The evil does not stop with the moneyed classes. It descends to those who have nothing but their salary to live upon. It descends to the wives of clerks and shopmen. They, too, dress for respectability. They live beyond their means. They must live in gimcrack suburban villas, and "give parties." They must see what is going on at the theatres. Every farthing is spent so soon as earned,—sometimes before. The husband does not insure his life, and the wife runs into debt. If the man died to-morrow, he would leave his wife and children paupers. The money he ought to have saved during his life of toil, is spent on "respectability;" and if he leaves a few pounds behind him, they are usually spent in giving the thriftless husband a respectable funeral.

"Is that dress paid for?" asked a husband. "No." "Then you are allowing yourself to be clothed at another man's expense!" No woman is justified in running into debt for a dress, without her husband's knowledge and consent. If she do so, she is clothing herself at the expense of the draper. This is one of the things that worry a man who is trying to keep his head above water; and it is often sufficient to turn his heart against his wife and her extravagances. It is in this way that incomes are muddled away, and that life is rendered the scene of bitterness and discontent. This is especially the case when both husband and wife are alike spendthrifts.

By running into debt yourself, or by your allowing your wife to run into debt, you give another person power over your liberty.

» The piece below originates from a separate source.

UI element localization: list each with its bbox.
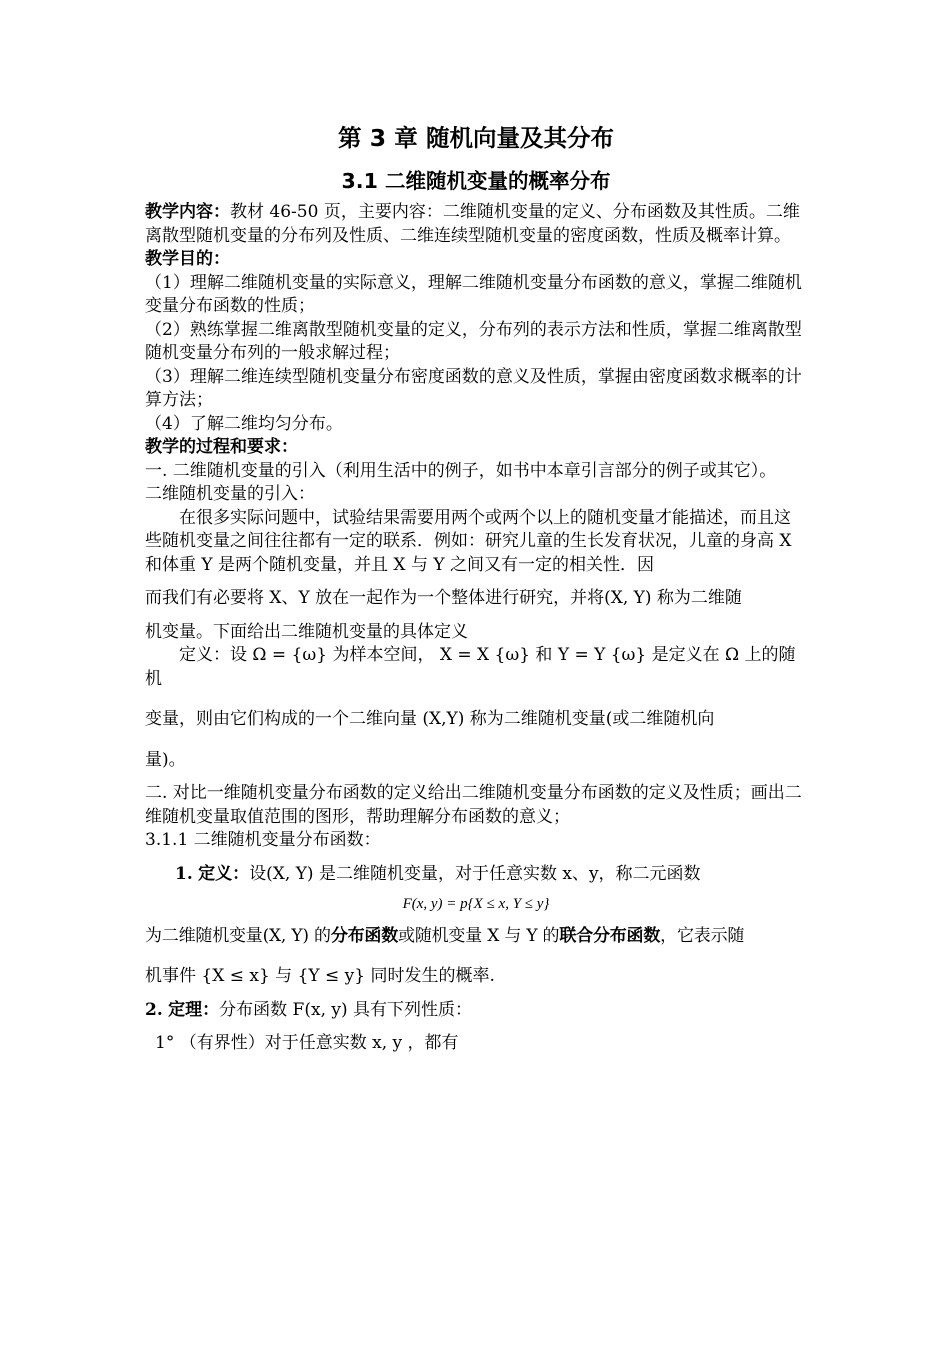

You cannot venture to look your creditor in the face. A double knock at the door frightens you: the postman may be delivering a lawyer's letter demanding the amount you owe. You are unable to pay it, and make a sneaking excuse. You invent some pretence for not paying. At length you are driven to downright lying. For "lying rides on debt's back."

What madness it is to run in debt for superfluities! We buy fine articles—finer than we can pay for. We are offered six months'—twelve months' credit! It is the shopkeeper's temptation; and we fall before it. We are too spiritless to live upon our own earnings; but must meanwhile live upon others'. The Romans regarded their servants as their enemies. One might almost regard modern shopkeepers in the same light. By giving credit, by pressing women to buy fine clothes, they place the strongest temptation before them. They inveigle the wives of men who are disposed to be honest into debt, and afterwards send in untruthful bills. They charge heavier prices, and their customers pay them,—sometimes doubly pay them; for it is impossible to keep a proper check upon long-due accounts.

Professor Newman's advice is worthy of being followed. "Heartily do I wish," he says, "that shop debts were pronounced after a certain day irrecoverable at law. The effect would be that no one would be able to ask credit at a shop except where he was well known, and for trifling sums. All prices would sink to the scale of cash prices. The dishonourable system of fashionable debtors, who always pay too late, if at all, and cast their deficiencies on other customers in the form of increased charges, would be at once annihilated. Shopkeepers would be rid of a great deal of care, which ruins the happiness of thousands."[1]

[Footnote 1: Lectures on Political Economy, p. 255.]

A perfect knowledge of human nature is in the prayer, "Lead us not into temptation." No man and no woman ever resists temptation after it has begun to be temptation. It is in the outworks of the habits that the defence must lie. The woman who hesitates to incur a debt which she ought not to incur, is lost. The clerk or apprentice who gloats over his master's gold, sooner or later appropriates it. He does so when he has got over the habitual feeling which made any approach to it an impossibility. Thus the habits which insinuate themselves into the thousand inconsiderable acts of life, constitute a very large part of man's moral conduct.

This running into debt is a great cause of dishonesty. It does not matter what the debt is, whether it be for bets unsettled, for losses by cards, for milliners' or drapers' bills unpaid. Men who have been well educated, well trained, and put in the way of earning money honestly, are often run away with by extravagances, by keeping up appearances, by betting, by speculation and gambling, and by the society of the dissolute of both sexes.

The writer of this book has had considerable experience of the manner in which young men have been led from the way of well-doing into that of vice and criminality. On one occasion his name was forged by a clerk, to enable him to obtain a sum of money to pay the debts incurred by him at a public-house. The criminal was originally a young man of good education, of reasonable ability, well-connected, and married to a respectable young lady. But all his relatives and friends were forgotten—wife and child and all—in his love for drink and card-playing. He was condemned, and sentenced to several years' imprisonment.

In another case the defaulter was the son of a dissenting minister. He stole some valuable documents, which he converted into money. He escaped, and was tracked. He had given out that he was going to Australia, by Southampton. The Peninsular and Oriental steamer was searched, but no person answering to his description was discovered. Some time passed, when one of the Bank of England notes which he had carried away with him, was returned to the Bank from Dublin. A detective was put upon his track; he was found in the lowest company, brought back to London, tried, and sentenced to twelve months' imprisonment.